Ces images, il ne les décrit pas comme des créations, mais comme des fragments reçus. « Parfois, j’ai l’impression qu’elles étaient déjà écrites dans les étoiles et attendaient juste le bon moment, les émotions justes pour apparaître », raconte-t-il. Le projet devient un livre sous l’impulsion de Datz Press. Hendrik Paul connaissait Sangyon Joo depuis leurs études à San Francisco. Leur première collaboration avait donné Elementum, un livre-méditation sur les éléments naturels. Avec Dark Light, ils approfondissent cette démarche : « L’équipe de Datz Press a permis au travail de respirer. De rester intime, mais vaste », assure-t-il. Aujourd’hui, il poursuit le travail autrement. Il imprime des fragments d’images sur des objets trouvés – bois flotté, pierres…
First Edition, 300 copies
227 pages
95 $
Un lien ancien avec la nature
Hendrik Paul a grandi à Mill Valley, en Californie, dans une maison nichée sous des arbres géants. « La nature a été mon premier miroir, mon premier compagnon », confie-t-il. D’après lui, ce sont le rythme du vent dans les branches, le chuchotement de la lumière matinale et l’appel du Pacifique qui ont tous façonné sa manière sensible de se mouvoir et de faire de l’art. Toujours installé dans le nord de la Californie, entre la brume des côtes et les forêts de séquoias, il pratique aujourd’hui la photo argentique comme un art de l’écoute. Nature, spiritualité, photographie : ces trois voies se croisent dans son travail, sans qu’aucun ne prenne jamais le dessus.

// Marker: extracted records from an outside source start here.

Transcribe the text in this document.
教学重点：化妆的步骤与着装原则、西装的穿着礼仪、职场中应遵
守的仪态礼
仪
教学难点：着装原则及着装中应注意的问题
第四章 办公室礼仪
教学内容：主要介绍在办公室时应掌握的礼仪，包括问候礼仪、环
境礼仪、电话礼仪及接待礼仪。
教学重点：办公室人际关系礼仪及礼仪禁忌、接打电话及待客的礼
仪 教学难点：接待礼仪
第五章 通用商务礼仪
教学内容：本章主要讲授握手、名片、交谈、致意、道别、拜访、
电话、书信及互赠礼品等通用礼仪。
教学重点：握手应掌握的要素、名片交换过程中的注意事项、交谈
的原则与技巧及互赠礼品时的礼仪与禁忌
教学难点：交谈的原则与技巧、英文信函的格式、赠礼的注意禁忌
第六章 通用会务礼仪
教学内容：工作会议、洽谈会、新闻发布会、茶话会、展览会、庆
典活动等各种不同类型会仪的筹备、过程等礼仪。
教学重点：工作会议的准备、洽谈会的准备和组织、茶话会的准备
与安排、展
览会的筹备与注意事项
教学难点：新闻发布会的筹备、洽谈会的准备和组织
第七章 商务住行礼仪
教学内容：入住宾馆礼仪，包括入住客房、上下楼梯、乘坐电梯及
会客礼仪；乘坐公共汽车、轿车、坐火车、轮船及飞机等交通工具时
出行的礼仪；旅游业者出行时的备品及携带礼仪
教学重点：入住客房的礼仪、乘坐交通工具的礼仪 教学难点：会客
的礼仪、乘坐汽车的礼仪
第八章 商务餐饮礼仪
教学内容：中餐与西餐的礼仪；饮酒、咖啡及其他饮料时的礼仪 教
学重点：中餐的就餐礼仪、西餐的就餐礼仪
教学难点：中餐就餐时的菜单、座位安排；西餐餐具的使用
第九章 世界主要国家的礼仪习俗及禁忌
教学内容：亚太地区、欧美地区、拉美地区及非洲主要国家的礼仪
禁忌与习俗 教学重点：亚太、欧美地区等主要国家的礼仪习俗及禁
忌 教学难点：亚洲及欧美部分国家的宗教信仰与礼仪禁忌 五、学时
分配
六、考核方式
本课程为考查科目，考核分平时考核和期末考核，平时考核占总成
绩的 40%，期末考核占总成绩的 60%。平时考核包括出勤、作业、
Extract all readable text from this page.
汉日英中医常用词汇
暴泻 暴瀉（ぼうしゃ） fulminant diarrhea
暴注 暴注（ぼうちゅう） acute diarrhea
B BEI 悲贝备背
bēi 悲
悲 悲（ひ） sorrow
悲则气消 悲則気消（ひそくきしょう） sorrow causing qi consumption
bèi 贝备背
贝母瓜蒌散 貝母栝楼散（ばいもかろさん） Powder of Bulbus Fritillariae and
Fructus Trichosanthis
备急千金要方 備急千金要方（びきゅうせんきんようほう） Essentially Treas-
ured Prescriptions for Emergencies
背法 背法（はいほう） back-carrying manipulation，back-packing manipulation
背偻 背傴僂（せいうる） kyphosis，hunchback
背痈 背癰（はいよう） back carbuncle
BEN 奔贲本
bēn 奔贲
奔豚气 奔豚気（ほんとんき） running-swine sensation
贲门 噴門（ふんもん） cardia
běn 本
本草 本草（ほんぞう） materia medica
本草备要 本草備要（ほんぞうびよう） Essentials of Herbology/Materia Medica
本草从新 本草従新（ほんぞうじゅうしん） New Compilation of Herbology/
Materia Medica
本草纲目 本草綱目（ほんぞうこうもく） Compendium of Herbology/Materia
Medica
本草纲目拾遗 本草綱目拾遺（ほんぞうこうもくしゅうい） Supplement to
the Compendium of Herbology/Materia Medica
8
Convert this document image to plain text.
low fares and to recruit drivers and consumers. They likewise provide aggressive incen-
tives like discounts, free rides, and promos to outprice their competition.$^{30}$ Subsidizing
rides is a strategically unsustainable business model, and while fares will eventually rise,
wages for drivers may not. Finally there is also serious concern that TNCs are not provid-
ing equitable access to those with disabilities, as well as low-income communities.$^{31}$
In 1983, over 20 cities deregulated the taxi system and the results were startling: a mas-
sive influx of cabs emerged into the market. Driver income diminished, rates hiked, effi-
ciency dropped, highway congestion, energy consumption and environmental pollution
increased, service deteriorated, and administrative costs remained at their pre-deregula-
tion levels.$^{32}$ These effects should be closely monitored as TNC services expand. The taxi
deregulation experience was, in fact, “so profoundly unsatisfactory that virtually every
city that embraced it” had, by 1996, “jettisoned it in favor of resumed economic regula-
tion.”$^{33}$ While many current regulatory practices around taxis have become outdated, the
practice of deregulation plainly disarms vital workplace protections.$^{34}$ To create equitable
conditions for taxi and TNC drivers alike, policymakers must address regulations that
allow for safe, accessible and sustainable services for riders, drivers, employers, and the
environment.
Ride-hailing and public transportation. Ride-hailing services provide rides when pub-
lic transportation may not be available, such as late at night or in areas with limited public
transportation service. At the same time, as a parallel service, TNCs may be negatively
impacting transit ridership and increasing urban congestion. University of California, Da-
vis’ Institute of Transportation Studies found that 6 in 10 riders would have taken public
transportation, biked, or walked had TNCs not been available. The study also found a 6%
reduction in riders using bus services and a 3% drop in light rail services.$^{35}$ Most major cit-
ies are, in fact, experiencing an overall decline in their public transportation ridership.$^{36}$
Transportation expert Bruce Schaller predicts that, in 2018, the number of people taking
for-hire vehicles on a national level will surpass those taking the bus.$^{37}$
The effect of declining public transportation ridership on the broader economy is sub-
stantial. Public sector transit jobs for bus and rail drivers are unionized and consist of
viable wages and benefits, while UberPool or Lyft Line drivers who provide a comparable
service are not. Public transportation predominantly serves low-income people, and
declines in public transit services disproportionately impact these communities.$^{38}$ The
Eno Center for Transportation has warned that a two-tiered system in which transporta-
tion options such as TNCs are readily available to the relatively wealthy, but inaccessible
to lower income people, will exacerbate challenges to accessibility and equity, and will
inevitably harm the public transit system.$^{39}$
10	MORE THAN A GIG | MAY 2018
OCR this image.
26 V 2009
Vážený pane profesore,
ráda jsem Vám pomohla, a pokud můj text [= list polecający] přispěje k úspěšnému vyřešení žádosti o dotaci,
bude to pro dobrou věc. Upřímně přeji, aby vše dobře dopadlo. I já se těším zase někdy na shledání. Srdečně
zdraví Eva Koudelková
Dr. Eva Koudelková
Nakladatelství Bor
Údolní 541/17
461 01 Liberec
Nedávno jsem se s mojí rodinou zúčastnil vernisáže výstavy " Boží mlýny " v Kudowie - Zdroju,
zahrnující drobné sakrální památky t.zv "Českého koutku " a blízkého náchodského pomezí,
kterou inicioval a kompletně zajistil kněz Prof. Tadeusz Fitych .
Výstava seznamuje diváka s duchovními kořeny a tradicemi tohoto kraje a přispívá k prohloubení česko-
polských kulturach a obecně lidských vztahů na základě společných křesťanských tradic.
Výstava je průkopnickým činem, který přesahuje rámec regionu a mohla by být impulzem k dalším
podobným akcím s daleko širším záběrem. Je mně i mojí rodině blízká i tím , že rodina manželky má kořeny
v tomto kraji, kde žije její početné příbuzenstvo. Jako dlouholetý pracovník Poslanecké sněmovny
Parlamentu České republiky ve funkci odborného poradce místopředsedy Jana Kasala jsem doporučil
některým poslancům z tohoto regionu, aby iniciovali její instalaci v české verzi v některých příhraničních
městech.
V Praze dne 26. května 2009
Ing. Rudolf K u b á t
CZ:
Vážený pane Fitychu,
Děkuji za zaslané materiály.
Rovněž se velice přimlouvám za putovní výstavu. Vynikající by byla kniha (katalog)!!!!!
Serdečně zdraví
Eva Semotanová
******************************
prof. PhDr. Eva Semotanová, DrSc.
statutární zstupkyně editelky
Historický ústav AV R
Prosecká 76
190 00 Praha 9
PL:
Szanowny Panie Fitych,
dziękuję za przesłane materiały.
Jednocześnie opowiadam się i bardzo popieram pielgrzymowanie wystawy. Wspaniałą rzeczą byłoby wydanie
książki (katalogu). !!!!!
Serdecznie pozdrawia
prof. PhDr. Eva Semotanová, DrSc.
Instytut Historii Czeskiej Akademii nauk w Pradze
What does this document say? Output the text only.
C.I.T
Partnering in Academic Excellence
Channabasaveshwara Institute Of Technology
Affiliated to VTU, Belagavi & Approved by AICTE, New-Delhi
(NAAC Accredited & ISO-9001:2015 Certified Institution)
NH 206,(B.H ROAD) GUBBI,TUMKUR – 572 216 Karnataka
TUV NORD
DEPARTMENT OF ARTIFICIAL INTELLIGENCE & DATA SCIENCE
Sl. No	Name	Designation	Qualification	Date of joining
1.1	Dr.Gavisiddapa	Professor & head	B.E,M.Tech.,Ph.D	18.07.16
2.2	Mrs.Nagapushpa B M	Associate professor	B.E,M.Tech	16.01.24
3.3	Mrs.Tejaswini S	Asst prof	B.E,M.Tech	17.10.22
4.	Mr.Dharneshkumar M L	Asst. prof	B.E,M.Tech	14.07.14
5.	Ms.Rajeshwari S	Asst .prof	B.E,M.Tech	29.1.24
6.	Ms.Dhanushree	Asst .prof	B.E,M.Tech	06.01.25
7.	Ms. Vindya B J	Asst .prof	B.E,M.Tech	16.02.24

Dans le silence et l’obscurité, il cherche en quelque sorte une forme de vérité nue. Il dit avoir reçu de ses origines allemandes un lien profond avec la terre, la forêt, la lenteur. Dans les paysages nocturnes, il reconnaît des états intérieurs. « Le brouillard recouvrait tout. Et soudain, j’ai compris que c’était exactement comme cela que je me sentais. » Il poursuit même : « Il y a aussi quelque chose de cosmique dans les paysages de ce projet. Pas “cosmique” dans un sens grandiloquent, mais dans le fait que tout – les marées, l’obscurité, la lumière stellaire – participait à un rythme plus vaste, que je pouvais sentir dans mon propre corps. Plus je regardais dehors, plus je sentais mon monde intérieur se réorganiser. »
Dark Light n’est pas un livre sur la mer, mais sur ce qui naît quand on s’y confronte : le deuil, l’amour, la foi et tous ces états indéfinissables que seule la photographie, parfois, sait exprimer. « J’espère que ces images ouvrent un espace pour ces parties de nous-mêmes plus discrètes, celles qui ne sont pas toujours faciles à nommer. La douleur et l’émerveillement. La désorientation et le calme. L’éclat de lumière qui persiste, même au cœur de la nuit. Au fond, nous portons tous et toutes une nuit intérieure. Et parfois, il suffit de savoir que nous ne l’arpentons pas seul·es », conclut-il magnifiquement.